Metamorphoses 10.238-297
This famous painting by Jean-Leon Gerome depicts the climax of Ovid's story of the sculptor Pygmalion and his creation. Here are some detailed questions about this story, which has inspired numerous artists and playwrights (note the theatrical masks in the corner of this painting):
- Who is the actual narrator of this story, and how does the narrator's own situation affect his attitude? Who are the Propoetides? What does sanguis induruit oris (line 241) mean, and how does it prefigure what happens to them? What is the effect of parvo discrimine (line 242)?
- How does the story of these women affect Pygmalion? What does offensus vitiis, quae plurima menti / feminae natura dedit (lines 244-45) mean? How does Pygmalion try to counteract these vitia through his art? Analyze the artistic way that Ovid uses words to evoke the sculptural artistry of Pygmalion in lines 247-49. What is notable about the beauty that he gives his creation (see this
statue of Aphrodite from Melos that many observers have said the same thing about)?
- How does Ovid describe the statue in lines 250-51? What does ars adeo latet arte sua (line 252) mean, and why do many critics apply this phrase to Ovid's own work? What metaphor emphasizes the statue's effect upon its creator (line 253)?
- In lines 254-269, Ovid uses an excessive amount of description to characterize the excessive nature of Pygmalion's treatment of the statue; what are some of the lines that convey this best?

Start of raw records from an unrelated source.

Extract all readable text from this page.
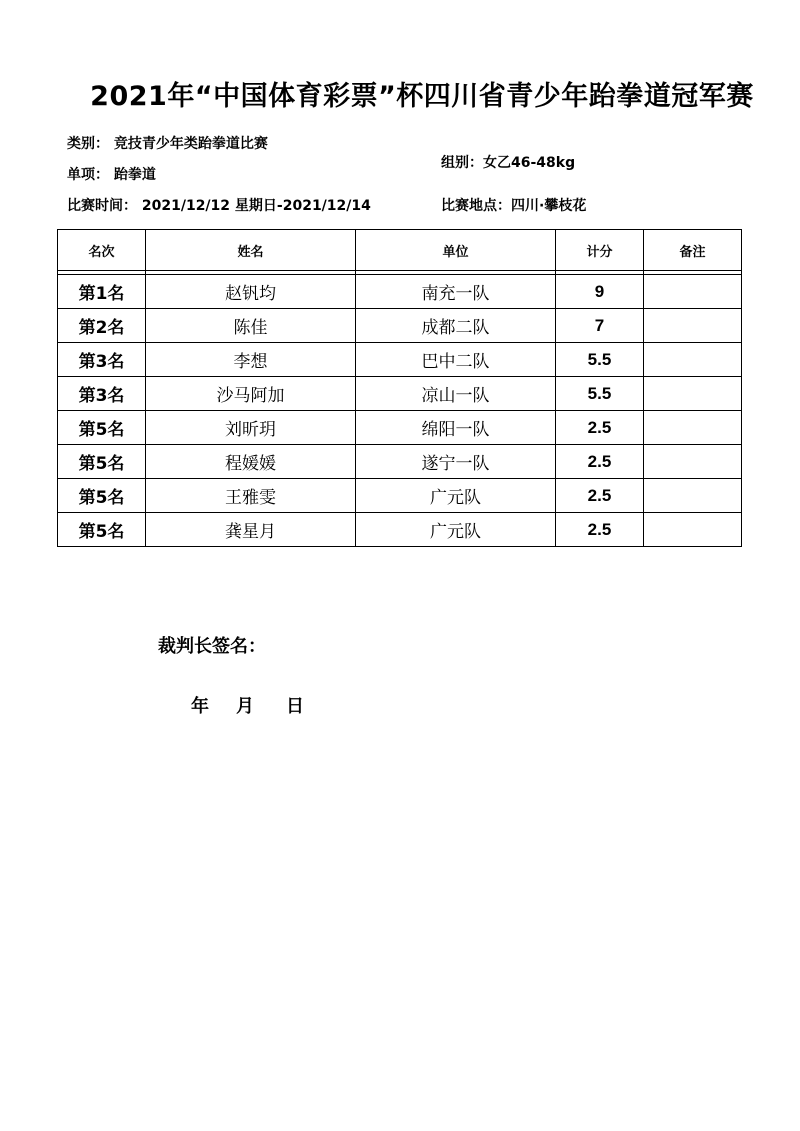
2021年“中国体育彩票”杯四川省青少年跆拳道冠军赛
类别： 竞技青少年类跆拳道比赛
单项： 跆拳道
组别：女乙46-48kg
比赛时间： 2021/12/12 星期日-2021/12/14	比赛地点：四川·攀枝花
名次	姓名	单位	计分	备注

第1名	赵钒均	南充一队	9	
第2名	陈佳	成都二队	7	
第3名	李想	巴中二队	5.5	
第3名	沙马阿加	凉山一队	5.5	
第5名	刘昕玥	绵阳一队	2.5	
第5名	程媛媛	遂宁一队	2.5	
第5名	王雅雯	广元队	2.5	
第5名	龚星月	广元队	2.5	
裁判长签名：
年 月 日
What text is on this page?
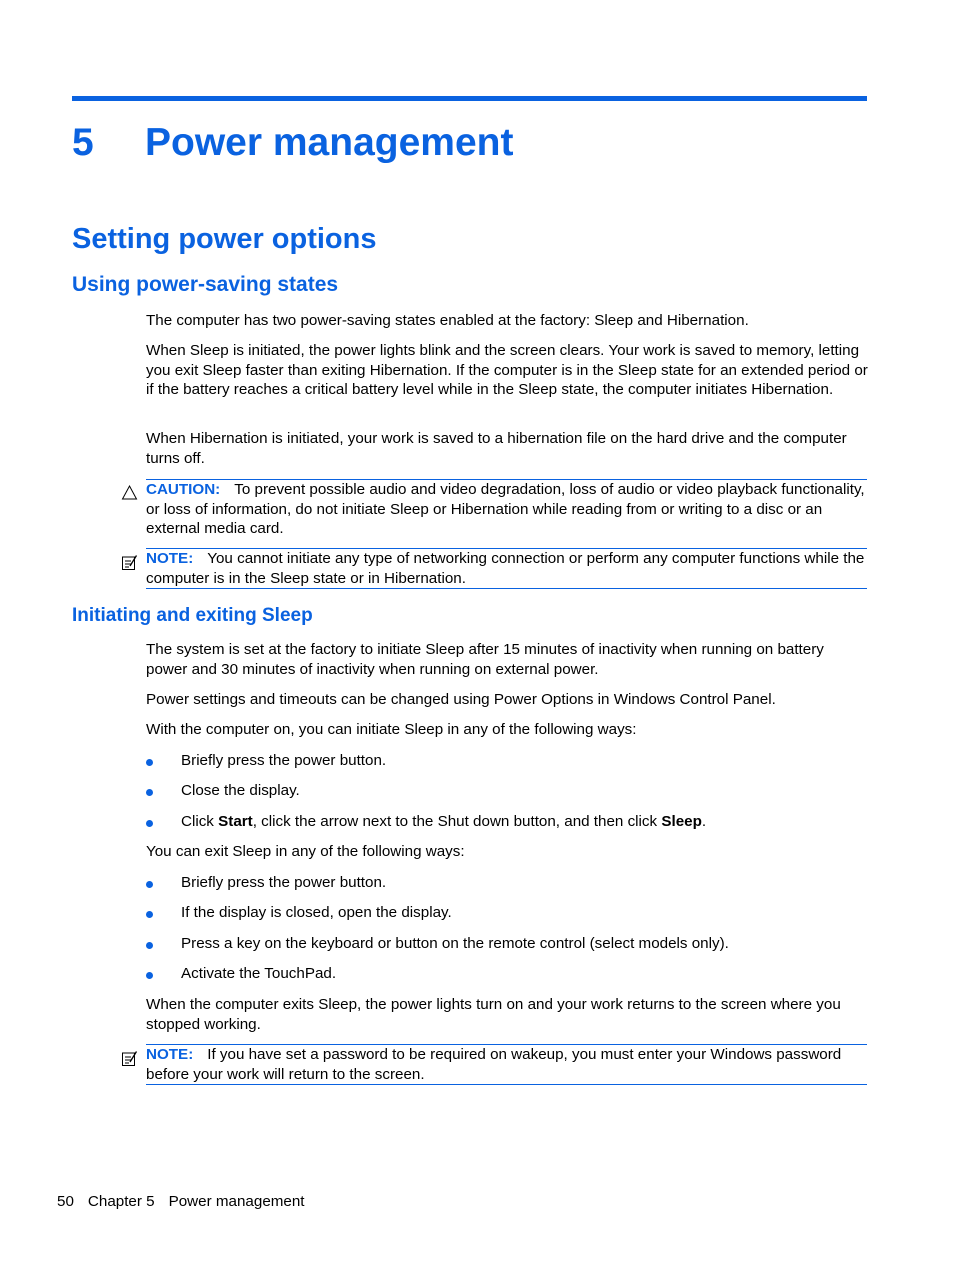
5 Power management
Setting power options
Using power-saving states
The computer has two power-saving states enabled at the factory: Sleep and Hibernation.
When Sleep is initiated, the power lights blink and the screen clears. Your work is saved to memory, letting you exit Sleep faster than exiting Hibernation. If the computer is in the Sleep state for an extended period or if the battery reaches a critical battery level while in the Sleep state, the computer initiates Hibernation.
When Hibernation is initiated, your work is saved to a hibernation file on the hard drive and the computer turns off.
CAUTION: To prevent possible audio and video degradation, loss of audio or video playback functionality, or loss of information, do not initiate Sleep or Hibernation while reading from or writing to a disc or an external media card.
NOTE: You cannot initiate any type of networking connection or perform any computer functions while the computer is in the Sleep state or in Hibernation.
Initiating and exiting Sleep
The system is set at the factory to initiate Sleep after 15 minutes of inactivity when running on battery power and 30 minutes of inactivity when running on external power.
Power settings and timeouts can be changed using Power Options in Windows Control Panel.
With the computer on, you can initiate Sleep in any of the following ways:
Briefly press the power button.
Close the display.
Click Start, click the arrow next to the Shut down button, and then click Sleep.
You can exit Sleep in any of the following ways:
Briefly press the power button.
If the display is closed, open the display.
Press a key on the keyboard or button on the remote control (select models only).
Activate the TouchPad.
When the computer exits Sleep, the power lights turn on and your work returns to the screen where you stopped working.
NOTE: If you have set a password to be required on wakeup, you must enter your Windows password before your work will return to the screen.
50 Chapter 5 Power management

Does this strike you as rather obsessive (not to say weird) behavior? Some Roman statues, however, were given jewelry, as this
bronze statuette of Venus shows.
- What happens next? Analyze lines 274-276 to show how the meter, the sound patterns, and pauses, mirror the attitude of Pygmalion as he makes his prayer to Venus. How does Venus signal her acceptance of his wish?
- Ovid brilliantly conveys the gradual metamorphosis of the statue into a woman in lines 280-289. Point out some of the ways that he does this, referring to the Latin (note especially the prominence of the u-sound in lines 286-88).
This illustration from a seventeenth-century German edition of Ovid does not begin to visualize the sensual scene that Ovid evokes through his words (Gerome's painting above does a better job).
- How does Ovid refer to the newly made woman in lines 292-94 (do we, for example, ever know her name)? Does she perfectly fulfill the purpose for which he originally created her (note especially the effect of the verb erubuit in line 293)? How does Ovid quickly wrap up the story in lines 295-97? Do you see any analogies with the modern film The Stepford Wives?